Beberapa anak kecil juga berdatangan, sama seperti aku yang ikut ibu karena di rumah tidak ada pengasuh. Bila mereka sudah datang, ibu aku selalu menyuruh aku duduk diam di bangku dekat pintu. Mereka bersiap untuk berlatih, anak-anak kulihat mulai berlarian kejar-kejaran. Sepertinya mereka seusia adik aku, aku hanya menonton dan duduk. Aku suka duduk dekat pintu, karena aku bisa menengok dunia di luar pintu, melihat orang berseragam lalu lalang. Yang paling aku suka adalah pemandangan di depan pintu, ada kantin kecil di bawah tangga dengan etalase makanan dari kaca. Bila ibu-ibu sudah berdatangan, etalase itu jadi penuh dengan makanan berwarna-warni, menarik dipandang mata. Banyak macam kue yang ada di situ, dan aku suka melihat orang mulai berdatangan dan membeli makanan. Kesibukan lain di dalam kantor yang menarik hatiku. Ibuku juga sering meletakkan roti tawar beroles mentega dan bertabur gula pasir di etalase itu. Dan aku melihat tumpukan roti dalam bungkus plastik mulai berkurang jumlahnya. Pemandangan yang mengasyikkan untuk ditonton, sementara di dalam ruang mulai terdengar lagu-lagu berkumandang dari kelompok paduan suara ibu-ibu.

Aku melihat seorang anak laki-laki berdiri di dekat etalase dan memegang roti tawar buatan ibuku. Aku memandanginya dan melihatnya mulai mengeluarkan roti itu untuk di makan. satu potong roti sudah habis dilahapnya, sepertinya suka. Tiba-tiba ibuku memanggil aku dan minta aku untuk mengambilkan saputangan di dalam tas yang ada di atas kursi yang aku duduki.
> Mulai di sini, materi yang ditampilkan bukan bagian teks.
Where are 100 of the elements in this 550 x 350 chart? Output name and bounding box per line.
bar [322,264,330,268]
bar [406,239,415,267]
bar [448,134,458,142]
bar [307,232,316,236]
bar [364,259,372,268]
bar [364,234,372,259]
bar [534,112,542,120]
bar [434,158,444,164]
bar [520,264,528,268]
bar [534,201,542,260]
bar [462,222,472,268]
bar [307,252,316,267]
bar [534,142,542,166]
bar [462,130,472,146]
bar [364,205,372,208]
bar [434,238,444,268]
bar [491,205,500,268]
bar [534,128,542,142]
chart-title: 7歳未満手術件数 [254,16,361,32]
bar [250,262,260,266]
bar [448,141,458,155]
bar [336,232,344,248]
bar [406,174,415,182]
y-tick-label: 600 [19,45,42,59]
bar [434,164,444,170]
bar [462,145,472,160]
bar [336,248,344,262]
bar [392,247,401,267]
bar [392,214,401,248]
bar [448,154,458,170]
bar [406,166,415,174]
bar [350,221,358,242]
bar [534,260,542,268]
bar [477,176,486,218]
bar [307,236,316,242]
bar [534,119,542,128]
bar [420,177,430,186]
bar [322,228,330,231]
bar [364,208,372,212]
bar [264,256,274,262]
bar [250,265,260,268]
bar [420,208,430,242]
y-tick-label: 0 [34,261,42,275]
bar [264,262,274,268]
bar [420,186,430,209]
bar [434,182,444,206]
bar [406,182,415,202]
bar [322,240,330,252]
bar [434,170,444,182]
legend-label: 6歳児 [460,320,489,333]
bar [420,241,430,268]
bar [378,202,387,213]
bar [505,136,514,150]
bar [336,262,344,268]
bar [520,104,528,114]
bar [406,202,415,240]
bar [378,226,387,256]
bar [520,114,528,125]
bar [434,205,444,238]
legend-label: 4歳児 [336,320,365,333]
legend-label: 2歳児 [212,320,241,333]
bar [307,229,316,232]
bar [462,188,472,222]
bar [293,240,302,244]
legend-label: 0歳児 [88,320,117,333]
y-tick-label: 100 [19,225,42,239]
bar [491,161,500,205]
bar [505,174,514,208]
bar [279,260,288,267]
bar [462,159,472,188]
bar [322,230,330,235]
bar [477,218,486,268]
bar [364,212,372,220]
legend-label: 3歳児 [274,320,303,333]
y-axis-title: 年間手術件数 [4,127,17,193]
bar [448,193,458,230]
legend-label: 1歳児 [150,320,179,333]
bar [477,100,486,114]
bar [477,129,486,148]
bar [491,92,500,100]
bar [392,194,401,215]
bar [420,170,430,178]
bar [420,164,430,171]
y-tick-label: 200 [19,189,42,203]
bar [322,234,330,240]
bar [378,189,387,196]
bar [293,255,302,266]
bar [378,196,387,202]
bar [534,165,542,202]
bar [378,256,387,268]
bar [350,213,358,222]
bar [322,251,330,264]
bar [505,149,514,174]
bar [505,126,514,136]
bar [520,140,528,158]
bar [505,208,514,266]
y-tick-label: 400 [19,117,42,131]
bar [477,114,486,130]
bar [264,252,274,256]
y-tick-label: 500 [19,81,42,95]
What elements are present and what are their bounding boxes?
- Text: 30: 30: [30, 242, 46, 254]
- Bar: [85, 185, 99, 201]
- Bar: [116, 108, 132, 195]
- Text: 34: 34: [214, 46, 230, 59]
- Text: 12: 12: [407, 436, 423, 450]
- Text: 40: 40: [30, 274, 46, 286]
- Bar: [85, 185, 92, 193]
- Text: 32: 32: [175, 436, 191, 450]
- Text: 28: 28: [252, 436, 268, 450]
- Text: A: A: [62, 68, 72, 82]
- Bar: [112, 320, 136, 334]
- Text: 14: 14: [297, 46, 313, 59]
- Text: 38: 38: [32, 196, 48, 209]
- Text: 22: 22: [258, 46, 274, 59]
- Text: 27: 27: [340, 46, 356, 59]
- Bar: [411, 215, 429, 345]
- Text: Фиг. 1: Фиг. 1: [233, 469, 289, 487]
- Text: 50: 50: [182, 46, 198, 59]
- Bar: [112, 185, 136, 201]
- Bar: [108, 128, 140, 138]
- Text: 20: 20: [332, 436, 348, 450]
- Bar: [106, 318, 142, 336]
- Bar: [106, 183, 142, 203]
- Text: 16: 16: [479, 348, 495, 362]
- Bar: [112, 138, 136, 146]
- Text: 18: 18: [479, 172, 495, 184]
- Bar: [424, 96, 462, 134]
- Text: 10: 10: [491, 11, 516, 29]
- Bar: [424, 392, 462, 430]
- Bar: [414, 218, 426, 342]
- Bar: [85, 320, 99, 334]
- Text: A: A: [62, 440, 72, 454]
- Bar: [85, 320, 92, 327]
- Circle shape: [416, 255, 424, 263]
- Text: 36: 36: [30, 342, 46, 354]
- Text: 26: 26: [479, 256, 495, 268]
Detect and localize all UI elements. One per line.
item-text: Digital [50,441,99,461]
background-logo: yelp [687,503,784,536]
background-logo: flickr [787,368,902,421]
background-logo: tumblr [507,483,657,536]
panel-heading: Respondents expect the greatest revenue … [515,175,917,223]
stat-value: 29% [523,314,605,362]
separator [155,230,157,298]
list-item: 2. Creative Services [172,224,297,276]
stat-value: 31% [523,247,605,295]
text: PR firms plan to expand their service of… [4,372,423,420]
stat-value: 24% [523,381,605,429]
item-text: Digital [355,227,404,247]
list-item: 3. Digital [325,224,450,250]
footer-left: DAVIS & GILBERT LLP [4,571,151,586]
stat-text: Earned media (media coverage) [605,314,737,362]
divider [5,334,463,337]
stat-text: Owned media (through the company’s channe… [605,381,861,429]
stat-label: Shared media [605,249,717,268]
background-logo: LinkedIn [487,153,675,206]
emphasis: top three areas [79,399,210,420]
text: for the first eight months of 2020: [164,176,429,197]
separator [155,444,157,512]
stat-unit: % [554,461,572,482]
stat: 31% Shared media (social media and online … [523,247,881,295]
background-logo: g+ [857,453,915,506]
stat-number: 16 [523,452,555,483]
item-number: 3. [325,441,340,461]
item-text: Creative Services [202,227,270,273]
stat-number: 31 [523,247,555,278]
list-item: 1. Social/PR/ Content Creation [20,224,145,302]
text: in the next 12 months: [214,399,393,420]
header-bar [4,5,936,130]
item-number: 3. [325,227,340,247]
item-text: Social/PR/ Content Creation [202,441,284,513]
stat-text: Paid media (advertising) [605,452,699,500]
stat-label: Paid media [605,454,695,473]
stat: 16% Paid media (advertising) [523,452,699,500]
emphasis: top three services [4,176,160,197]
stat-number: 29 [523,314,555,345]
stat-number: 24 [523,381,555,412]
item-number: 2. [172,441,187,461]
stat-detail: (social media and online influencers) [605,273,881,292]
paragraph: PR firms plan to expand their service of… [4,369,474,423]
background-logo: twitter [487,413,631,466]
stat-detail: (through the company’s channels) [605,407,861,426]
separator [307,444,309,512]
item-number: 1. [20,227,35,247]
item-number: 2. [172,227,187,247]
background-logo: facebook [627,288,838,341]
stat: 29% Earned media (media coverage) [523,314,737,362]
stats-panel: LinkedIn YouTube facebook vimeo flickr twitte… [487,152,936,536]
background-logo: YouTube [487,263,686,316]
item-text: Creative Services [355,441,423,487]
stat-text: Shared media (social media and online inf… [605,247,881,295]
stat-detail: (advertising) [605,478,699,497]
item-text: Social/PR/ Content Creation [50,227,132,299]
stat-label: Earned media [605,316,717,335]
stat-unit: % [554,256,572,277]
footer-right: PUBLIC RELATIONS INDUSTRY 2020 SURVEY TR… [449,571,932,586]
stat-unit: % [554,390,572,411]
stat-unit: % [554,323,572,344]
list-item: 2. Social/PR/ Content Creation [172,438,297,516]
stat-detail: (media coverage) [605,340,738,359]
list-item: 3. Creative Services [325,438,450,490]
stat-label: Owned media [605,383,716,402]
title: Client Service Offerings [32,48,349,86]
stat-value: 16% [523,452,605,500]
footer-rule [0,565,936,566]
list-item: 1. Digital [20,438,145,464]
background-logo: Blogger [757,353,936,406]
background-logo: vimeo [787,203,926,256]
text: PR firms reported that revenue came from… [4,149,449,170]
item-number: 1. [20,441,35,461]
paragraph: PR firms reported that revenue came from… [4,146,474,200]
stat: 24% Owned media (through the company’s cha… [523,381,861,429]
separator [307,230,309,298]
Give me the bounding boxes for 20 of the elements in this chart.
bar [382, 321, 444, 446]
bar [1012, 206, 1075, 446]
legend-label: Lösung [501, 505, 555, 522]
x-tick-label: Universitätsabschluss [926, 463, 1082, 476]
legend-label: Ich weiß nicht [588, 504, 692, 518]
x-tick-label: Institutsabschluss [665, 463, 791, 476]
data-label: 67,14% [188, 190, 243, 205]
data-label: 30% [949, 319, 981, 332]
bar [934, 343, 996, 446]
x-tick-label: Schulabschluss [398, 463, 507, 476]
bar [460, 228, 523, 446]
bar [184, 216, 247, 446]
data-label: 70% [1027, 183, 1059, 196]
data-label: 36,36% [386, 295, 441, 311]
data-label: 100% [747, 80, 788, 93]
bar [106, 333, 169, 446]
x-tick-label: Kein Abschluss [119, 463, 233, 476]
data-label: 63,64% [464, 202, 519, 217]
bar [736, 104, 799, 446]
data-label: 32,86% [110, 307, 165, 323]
Setelah aku berikan ke ibu, aku kembali ke tempat duduk dan melihat ke luar pintu itu lagi, anak laki-laki itu sudah tidak ada. Aku kembali memalingkan kepalaku ke ruang dalam dan menikmati lagu-lagu dari paduan suara. Usai berlatih, ibuku memperkenalkan aku pada teman-2nya. Pasti deh, tangan mereka mendaratkan cubitan ke pipi aku, sebel dibilang lucu. Salah seorang ibu memanggil anak laki-lakinya dan memperkenalkannya ke aku. Aku memandangi, dia anak yang makan roti tawar tadi. Kami diam saja dan hanya saling lihat, akupun enggan mengulurkan tangan, aku pandangi saja dan diam. Anak laki-laki itu juga melakukan hal yang sama dan bersembunyi di belakang badan ibunya. Aku turun dari tempat duduk tapi tanganku masih belum mau lepas dari pinggiran kursi. Ibu itu menyuruh kami bermain bersama karena menurut beliau kami satu usia, sementara yang lain kebanyakan lebih muda. Aku masih diam saja, tapi anak laki-laki itu menarik tanganku dan mengajak aku menjauh dari ruangan, aku hanya mengikutinya. Kami berjalan ke luar gedung dan dia bertanya aku mau main apa? aku mengelengkan kepala tanda tidak tahu, dan dia kembali menarik tanganku mengajak masuk ruangan lagi dan berkata agar aku di dalam ruangan saja. Akupun diam.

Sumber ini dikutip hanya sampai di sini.